Por seu turno, os problemas destas repercutiram-se duramente nos seus
próprios fornecedores. Favoritos dos mercados de valores tais como a JDS
Uniphase e Sycamore caíram no rol dos esquecidos. A indústria dos
semi-condutores muito atingida pela acentuada descida na venda de
computadores e também pela situação das
telecoms
entrou no seu pior declínio desde princípios dos anos
oitenta. Numa palavra, a reacção em cadeia provocada pelo
crash
das
telecoms
foi responsável em cerca de uma quarta parte pelo declínio no
crescimento económico entre a primeira metade de 2000 e a primeira
metade de 2001; e assim, de maneira desproporcionada, pela queda da economia em
recessão no ano de 2001.
Os problemas das
telecoms
sobrepuseram-se a uma crise mais geral no sector da alta-tecnologia,
especialmente nos computadores e semi-condutores. Uma análise publicada
a 16 de Agosto de 2001 no
Wall Street Journal
revela aprofundidade da crise entre as 4200 companhias listadas no
índice do Mercado Nasdaq. As perdas dessas firmas nos doze meses
após 1 de Julho de 2000 ascenderam a 148,3 mil milhões por
outras palavras, um pouco mais do que os 145,3 mil milhões de lucros que
manifestaram no
boom
de 1995 a 2000. Tal como comentou um economista: "O que isto significa
é que, com o benefício de uma leitura
a posteriori
, os anos finais da década de 90 nunca aconteceram." A
própria crise do sector da alta tecnologia desenrolou-se no contexto de
uma economia alargada já ferida pelo excesso de capacidade na
manufactura internacional. Em começos de 2002, a taxa de lucro do sector
empresarial de manufactura descera 42 por cento em relação ao
máximo de 1997. A rentabilidade no sector empresarial
não-financeiro, tomada em conjunto, atingira o seu mais baixo
nível do após-guerra (com as excepções de 1980 e
1982).
Sob o impacto do colapso dos preços dos títulos e da crise de
rentabilidade, o crescimento da produção e do investimento
desceram mais rapidamente entre meados de 2000 e de 2001 do que em qualquer
outro período desde a Segunda Guerra Mundial. Isto é tanto mais
compreensível quanto, segundo o Council of Economic Advisers, o sector
da tecnologia da informação, que constituía apenas 8 por
cento do Produto Bruto Nacional, foi responsável por quase um
terço de todo o crescimento do Produto entre 1995 e 1999. Numa base
anual, o crescimento do Produto Bruto baixou de 5 por cento para 0,1 por cento
negativos. O crescimento do investimento não-residente caíu de 9
para menos 5 por cento. Em resposta, as empresas dos EUA têm reduzido
drasticamente os seus meios de produção e, em particular, a sua
força de trabalho no esforço de recuperar competitividade,
pressionando os seus rivais no mesmo sentido. Desde o primeiro trimestre de
2000, o emprego no sector de manufactura (medido em horas) foi reduzido por
uns espantosos 13,8 por cento. Como efeito de conjunto, regista-se uma poderosa
espiral descendente, na qual a pressão sobre os preços resultante
de excesso de capacidade tem conduzido à descida da rentabilidade, queda
do investimento, subida do desemprego e das falências e, finalmente, a
reduções na procura de bens, por seu turno geradoras de quedas de
preços e de rentabilidade, e assim sucessivamente.
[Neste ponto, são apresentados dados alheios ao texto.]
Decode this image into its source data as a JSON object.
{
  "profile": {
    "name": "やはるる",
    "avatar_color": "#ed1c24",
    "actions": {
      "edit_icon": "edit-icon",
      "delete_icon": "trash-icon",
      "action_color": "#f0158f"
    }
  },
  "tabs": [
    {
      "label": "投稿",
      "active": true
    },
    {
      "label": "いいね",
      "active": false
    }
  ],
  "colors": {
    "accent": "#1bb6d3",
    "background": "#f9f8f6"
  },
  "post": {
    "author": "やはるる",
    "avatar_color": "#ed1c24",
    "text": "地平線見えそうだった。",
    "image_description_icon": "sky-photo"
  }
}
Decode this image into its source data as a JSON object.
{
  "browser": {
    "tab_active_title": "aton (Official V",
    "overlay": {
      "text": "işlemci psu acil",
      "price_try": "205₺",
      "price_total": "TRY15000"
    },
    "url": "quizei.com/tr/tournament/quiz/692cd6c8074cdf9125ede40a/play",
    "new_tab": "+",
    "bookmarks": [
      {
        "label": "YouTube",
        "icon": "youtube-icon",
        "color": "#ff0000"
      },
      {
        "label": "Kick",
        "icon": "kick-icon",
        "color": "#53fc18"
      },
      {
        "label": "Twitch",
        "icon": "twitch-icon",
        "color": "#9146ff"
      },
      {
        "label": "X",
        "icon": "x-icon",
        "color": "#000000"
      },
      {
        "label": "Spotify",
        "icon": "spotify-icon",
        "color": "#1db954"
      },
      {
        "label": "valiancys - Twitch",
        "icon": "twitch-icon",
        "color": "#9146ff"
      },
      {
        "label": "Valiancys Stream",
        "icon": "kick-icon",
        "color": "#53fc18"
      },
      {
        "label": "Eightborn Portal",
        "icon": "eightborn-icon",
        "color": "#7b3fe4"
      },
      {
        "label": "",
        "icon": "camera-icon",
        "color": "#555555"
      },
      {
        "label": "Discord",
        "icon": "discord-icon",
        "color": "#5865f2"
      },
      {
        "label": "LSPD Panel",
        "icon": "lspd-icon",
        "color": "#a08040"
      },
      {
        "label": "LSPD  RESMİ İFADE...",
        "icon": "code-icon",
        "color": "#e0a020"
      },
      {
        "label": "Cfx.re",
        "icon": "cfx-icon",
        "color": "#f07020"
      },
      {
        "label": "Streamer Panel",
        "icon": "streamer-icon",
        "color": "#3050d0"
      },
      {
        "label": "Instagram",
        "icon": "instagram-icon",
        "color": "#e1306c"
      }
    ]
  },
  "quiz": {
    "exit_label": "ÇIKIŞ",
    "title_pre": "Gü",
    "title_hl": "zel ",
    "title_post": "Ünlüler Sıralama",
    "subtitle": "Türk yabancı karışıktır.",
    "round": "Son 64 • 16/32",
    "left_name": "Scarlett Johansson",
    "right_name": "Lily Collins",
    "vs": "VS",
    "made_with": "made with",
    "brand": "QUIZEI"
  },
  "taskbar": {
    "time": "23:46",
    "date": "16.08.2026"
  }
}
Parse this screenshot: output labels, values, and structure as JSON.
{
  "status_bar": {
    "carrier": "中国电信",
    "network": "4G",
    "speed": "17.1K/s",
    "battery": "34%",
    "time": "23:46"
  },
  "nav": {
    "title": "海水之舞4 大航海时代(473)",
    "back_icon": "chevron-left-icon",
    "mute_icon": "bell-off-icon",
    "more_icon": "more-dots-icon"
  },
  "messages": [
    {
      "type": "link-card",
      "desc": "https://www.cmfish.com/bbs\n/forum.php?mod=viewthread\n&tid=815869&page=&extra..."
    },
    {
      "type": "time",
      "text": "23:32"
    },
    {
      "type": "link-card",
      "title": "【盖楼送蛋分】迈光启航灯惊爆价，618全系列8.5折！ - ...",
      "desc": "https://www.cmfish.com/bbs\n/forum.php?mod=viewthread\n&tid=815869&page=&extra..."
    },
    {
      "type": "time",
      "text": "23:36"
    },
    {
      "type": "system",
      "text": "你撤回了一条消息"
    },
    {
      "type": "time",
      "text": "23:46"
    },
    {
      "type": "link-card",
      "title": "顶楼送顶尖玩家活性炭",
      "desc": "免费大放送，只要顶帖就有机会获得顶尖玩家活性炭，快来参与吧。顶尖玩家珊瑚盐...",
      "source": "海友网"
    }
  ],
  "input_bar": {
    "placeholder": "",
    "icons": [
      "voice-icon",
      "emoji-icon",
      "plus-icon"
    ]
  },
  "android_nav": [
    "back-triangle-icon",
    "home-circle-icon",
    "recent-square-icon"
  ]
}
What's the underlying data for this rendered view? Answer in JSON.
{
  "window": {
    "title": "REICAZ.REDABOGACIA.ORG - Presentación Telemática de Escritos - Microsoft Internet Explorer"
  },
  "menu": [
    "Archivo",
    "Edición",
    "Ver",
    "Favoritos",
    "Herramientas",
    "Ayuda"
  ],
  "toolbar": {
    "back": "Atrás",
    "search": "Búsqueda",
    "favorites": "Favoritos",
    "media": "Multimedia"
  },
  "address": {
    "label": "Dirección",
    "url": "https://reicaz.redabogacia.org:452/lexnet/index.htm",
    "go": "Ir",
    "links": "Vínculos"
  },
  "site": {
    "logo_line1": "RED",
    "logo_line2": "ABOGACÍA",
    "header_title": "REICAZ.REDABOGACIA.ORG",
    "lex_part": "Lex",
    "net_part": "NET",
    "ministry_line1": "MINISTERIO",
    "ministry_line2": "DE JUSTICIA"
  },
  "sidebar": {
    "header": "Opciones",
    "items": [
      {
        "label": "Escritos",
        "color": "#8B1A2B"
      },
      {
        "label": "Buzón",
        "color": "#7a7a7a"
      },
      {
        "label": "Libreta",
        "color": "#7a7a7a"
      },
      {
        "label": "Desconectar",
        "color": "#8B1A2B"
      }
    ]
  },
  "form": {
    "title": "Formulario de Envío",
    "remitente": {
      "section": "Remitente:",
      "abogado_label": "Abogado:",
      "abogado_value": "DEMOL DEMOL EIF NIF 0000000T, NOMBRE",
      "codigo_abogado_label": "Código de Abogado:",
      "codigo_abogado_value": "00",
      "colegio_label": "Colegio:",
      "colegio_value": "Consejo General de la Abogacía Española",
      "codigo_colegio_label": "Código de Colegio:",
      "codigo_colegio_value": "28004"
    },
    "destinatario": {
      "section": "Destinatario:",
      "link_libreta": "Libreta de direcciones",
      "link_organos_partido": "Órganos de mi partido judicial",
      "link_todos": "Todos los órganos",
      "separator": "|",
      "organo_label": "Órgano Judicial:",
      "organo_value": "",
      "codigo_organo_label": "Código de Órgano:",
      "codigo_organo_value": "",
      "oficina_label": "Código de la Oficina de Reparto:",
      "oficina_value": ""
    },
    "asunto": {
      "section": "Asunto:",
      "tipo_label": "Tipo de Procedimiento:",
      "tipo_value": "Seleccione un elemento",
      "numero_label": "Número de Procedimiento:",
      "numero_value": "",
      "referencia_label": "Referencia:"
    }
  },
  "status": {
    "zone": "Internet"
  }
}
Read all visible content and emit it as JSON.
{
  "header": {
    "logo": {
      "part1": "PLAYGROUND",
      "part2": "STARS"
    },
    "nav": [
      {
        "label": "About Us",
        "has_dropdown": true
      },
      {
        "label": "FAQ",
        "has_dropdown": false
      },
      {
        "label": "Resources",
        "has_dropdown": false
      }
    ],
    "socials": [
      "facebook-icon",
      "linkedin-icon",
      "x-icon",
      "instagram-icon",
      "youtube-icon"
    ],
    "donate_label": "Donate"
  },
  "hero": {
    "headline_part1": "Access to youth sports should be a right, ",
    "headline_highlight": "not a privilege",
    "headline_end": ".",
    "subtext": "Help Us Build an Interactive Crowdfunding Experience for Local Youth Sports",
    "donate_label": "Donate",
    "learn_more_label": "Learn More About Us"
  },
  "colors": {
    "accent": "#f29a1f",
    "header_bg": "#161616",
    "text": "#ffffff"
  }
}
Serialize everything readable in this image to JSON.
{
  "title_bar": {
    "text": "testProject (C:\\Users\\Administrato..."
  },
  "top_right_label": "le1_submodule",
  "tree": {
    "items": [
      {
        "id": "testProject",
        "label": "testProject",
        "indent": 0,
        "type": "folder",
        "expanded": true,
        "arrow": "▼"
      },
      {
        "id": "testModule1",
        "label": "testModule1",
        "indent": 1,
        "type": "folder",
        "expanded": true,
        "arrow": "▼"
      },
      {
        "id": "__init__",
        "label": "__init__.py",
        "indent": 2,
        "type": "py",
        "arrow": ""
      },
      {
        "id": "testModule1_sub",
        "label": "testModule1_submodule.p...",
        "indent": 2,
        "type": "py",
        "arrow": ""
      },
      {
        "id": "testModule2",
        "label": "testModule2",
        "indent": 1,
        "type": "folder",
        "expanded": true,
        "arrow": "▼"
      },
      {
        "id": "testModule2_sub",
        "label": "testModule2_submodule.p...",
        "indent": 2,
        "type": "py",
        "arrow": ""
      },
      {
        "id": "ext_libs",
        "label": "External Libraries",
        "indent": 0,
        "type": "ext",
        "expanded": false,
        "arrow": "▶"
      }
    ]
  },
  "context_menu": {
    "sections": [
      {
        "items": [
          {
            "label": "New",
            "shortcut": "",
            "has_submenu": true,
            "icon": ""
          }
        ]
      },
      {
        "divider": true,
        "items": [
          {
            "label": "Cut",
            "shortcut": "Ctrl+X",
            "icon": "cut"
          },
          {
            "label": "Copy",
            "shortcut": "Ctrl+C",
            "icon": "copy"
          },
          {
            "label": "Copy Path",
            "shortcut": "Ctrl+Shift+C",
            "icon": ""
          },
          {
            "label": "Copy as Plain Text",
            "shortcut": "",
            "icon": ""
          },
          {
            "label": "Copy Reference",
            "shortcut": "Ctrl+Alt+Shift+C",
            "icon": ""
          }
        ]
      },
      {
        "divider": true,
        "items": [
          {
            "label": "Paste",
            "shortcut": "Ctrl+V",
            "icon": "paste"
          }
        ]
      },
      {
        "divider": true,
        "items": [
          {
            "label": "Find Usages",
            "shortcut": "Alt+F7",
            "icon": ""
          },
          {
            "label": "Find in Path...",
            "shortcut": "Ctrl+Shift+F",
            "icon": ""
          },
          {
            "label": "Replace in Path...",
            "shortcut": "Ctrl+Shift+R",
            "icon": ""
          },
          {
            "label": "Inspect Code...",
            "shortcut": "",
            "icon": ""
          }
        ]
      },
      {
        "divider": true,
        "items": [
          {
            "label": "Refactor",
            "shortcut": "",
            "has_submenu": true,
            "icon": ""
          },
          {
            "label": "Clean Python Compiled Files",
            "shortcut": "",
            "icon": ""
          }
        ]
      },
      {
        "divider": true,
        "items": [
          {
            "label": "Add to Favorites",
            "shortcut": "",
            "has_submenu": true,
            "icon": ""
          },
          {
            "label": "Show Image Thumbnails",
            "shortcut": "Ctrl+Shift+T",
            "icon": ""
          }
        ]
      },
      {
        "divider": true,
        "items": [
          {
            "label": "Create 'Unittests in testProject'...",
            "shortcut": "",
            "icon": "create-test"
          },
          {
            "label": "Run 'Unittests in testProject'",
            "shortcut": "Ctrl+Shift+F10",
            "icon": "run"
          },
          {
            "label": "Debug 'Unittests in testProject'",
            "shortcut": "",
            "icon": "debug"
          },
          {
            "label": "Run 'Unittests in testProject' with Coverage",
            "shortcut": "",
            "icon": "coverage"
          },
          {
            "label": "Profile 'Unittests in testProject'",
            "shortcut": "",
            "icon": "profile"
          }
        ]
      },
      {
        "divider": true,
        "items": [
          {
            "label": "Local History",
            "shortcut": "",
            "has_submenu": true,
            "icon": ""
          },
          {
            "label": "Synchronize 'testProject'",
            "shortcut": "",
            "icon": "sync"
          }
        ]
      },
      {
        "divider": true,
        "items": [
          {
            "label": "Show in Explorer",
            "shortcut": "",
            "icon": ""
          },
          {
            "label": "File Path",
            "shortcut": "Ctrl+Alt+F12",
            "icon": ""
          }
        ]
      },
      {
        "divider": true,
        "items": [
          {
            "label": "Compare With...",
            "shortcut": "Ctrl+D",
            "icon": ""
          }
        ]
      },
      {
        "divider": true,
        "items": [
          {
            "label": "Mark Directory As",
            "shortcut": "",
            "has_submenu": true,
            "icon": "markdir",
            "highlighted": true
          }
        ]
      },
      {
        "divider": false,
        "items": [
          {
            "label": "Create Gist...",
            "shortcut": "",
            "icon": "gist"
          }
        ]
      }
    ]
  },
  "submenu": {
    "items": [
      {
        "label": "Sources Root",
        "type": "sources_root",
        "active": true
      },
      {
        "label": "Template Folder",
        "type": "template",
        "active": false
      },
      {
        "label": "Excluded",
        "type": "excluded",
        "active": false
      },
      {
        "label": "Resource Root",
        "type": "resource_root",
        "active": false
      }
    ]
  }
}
ENTRADA NO CICLO DE DECLÍNIO
Com a entrada dos EUA no seu declínio cíclico, o resto do mundo
foi também arrastado. Sob o impacto da diminuição das
importações americanas, as economias do Japão, Europa e
leste asiático começaram a perder elan, o que causou nova descida
acentuada das exportações dos EUA e contribuiu para deprimir
ainda mais o crescimento. Este processo recessivo internacional que mutuamente
se reforça é mais preocupante devido ao ponto a que as economias
do resto do mundo, face a uma procura interna estagnante, se tornaram
dependentes das exportações, nas duas últimas
décadas, dependendo assim, também, de uma economia americana que,
consequentemente, só pode contar consigo própria para sair da
crise.
Desde Janeiro de 2001 a Reserva Federal baixou as taxas de juro por doze vezes,
atingindo as reduções uns impressionantes 5,25 por cento, para os
actuais 1,25 por cento, taxa que constitui um recorde desde o
após-guerra. Mas no que respeita às empresas, a medida não
tem suscitado a desejada reacção. O investimento em
instalações e equipamento, chave da saúde
económica, tem baixado em todos os trimestres desde o Outono de 2000,
alimentando a recessão.
Em contraste, os privados têm aproveitado o crédito barato e
aumentaram o seu endividamento a uma taxa ainda mais elevada do que durante o
boom
, especialmente através da renovação do financiamento das
hipotecas. Em resultado disto, os gastos dos consumidores continuaram a subir e
foram quase inteiramente responsáveis pela travagem da espiral
descendente da economia em 2001, restaurando a estabilidade, pelo menos
temporariamente. Washington tem esperança de que os gastos dos
consumidores se mantenham o tempo suficiente para que as empresas limitem o seu
excesso de capacidade. Mas a preocupação é que o excedente
de instalações e equipamento continue a contrariar novos
investimentos de capital e que os gastos dos consumidores venham a declinar
face ao crescente desemprego e aos insustentáveis níveis de
endividamento.
TRÊS DESEQUILÍBRIOS ENORMES
Embora a política federal de crédito fácil tenha produzido
uma aparência de ordem, ela também contribuiu para perpetuar
três enormes desequilíbrios resultantes da bolha expansionista,
assim ampliando a potencial magnitude do desastre. O primeiro é o
próprio
valor das acções
. Os preços dos títulos tem, obviamente, caído de forma
acentuada. Contudo, o seu declínio não logrou alinhar os seus
valores com os lucros, dado que estes caíram ainda mais. Em finais de
2001, o índice composto
S&P
descera cerca de 25 por cento do seu máximo de meados de 2000, mas a
relação preço-lucros das suas empresas subira, na
realidade, 25 por cento. Sem dúvida o crédito barato tem
contribuído para manter as acções excessivamente cotadas,
emprestando uma aparência favorável ao mundo dos negócios.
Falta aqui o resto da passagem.